Projeto de Lei assegura 15 dias remunerados para trabalhador cuidar de familiar doente
Um novo projeto de lei em tramitação na Câmara dos Deputados, o PL 1161/25, propõe um avanço significativo nos direitos trabalhistas no Brasil. A proposta visa garantir a trabalhadores do setor privado o direito a até **15 dias de licença remunerada** a cada período de 12 meses. Este afastamento seria destinado a situações em que o profissional precise prestar assistência direta a um familiar doente.
A licença se aplicaria a casos de doença comprovada por atestado médico, abrangendo cônjuges, pais, filhos ou dependentes. A intenção é oferecer um suporte fundamental para que o trabalhador possa oferecer cuidados essenciais em momentos de vulnerabilidade, sem o receio imediato de perder sua remuneração.
É importante ressaltar que o projeto detalha as condições para a concessão desse benefício. O afastamento remunerado só seria concedido caso a assistência direta do trabalhador seja **indispensável** e não possa ser conciliada com suas atividades laborais, mesmo que com flexibilidade de horário ou em regime de teletrabalho. Conforme informação divulgada pela Agência Câmara Notícias, a deputada Laura Carneiro (PSD-RJ), autora da iniciativa, destaca a importância de estender um benefício já existente para servidores públicos federais. Ela argumenta que a medida é crucial para garantir a **isonomia** e fortalecer princípios trabalhistas, como a continuidade da relação de emprego e a proteção ao mercado de trabalho feminino.
Teletrabalho como Alternativa de Apoio Familiar
Além da licença remunerada, o projeto de lei introduz uma alternativa flexível para os trabalhadores.
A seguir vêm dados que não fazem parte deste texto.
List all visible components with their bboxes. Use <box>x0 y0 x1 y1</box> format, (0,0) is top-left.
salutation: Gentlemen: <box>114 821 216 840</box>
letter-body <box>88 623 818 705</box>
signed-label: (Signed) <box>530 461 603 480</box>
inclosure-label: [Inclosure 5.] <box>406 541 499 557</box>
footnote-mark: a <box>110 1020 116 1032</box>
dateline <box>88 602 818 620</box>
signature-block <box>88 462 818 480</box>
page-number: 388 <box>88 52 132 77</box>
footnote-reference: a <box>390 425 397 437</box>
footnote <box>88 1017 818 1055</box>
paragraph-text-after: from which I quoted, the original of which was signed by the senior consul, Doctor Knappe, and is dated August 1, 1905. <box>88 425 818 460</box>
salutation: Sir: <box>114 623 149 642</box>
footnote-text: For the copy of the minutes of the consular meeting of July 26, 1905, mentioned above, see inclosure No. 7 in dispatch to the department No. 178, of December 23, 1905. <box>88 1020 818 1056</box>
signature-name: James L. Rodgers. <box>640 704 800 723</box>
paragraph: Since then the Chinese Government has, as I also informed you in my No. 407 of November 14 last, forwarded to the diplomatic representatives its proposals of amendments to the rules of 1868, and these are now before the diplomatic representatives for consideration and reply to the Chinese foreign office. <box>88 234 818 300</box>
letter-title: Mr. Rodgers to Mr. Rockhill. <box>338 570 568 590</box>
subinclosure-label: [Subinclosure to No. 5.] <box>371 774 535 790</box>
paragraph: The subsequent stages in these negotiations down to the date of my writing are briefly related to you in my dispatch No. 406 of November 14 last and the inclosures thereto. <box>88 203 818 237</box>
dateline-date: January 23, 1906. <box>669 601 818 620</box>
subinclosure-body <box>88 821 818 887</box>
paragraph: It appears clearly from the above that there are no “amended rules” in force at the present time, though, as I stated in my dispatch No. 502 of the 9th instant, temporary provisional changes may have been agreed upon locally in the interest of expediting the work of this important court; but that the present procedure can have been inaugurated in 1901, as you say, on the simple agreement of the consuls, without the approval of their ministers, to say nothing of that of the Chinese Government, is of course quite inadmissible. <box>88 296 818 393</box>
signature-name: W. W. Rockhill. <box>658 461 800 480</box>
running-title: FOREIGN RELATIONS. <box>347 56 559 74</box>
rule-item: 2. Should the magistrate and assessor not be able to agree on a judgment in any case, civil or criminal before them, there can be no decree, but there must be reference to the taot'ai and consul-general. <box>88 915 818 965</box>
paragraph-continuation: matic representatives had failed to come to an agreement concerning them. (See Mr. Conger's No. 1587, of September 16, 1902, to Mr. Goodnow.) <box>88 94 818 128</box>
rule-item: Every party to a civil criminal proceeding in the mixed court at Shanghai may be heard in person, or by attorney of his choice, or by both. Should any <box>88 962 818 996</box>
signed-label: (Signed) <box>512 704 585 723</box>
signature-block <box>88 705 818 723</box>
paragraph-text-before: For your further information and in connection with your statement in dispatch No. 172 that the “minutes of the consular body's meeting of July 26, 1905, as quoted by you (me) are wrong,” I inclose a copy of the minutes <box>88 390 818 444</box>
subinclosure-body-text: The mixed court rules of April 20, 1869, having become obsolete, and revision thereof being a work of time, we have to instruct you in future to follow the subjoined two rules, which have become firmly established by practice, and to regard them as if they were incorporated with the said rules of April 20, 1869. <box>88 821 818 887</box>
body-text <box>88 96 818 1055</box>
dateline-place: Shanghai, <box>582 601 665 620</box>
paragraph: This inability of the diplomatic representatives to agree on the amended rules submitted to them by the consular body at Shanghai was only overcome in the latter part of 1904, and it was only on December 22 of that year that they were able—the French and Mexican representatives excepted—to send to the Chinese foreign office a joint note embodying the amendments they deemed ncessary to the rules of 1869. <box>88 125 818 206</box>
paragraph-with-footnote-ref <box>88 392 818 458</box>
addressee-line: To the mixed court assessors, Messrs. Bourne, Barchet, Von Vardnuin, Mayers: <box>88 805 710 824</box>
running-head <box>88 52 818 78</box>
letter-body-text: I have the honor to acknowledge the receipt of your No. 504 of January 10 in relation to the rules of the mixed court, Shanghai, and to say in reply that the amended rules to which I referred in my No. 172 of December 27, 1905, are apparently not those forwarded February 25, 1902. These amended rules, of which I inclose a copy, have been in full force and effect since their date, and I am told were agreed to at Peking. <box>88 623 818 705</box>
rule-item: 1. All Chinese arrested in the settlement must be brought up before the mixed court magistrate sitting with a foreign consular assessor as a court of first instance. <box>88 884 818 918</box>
O texto permite que o empregado, caso deseje e suas atividades sejam compatíveis, **substitua os 15 dias de licença remunerada pelo regime de teletrabalho**. Essa modalidade seria aplicável durante o período em que a assistência ao parente enfermo for necessária.
Para usufruir dessa opção, o trabalhador deve formalizar seu interesse ao empregador por escrito, antes do início do período de afastamento. Essa medida busca oferecer maior adaptabilidade às necessidades familiares, permitindo que o profissional permaneça produtivo enquanto oferece suporte ao ente querido.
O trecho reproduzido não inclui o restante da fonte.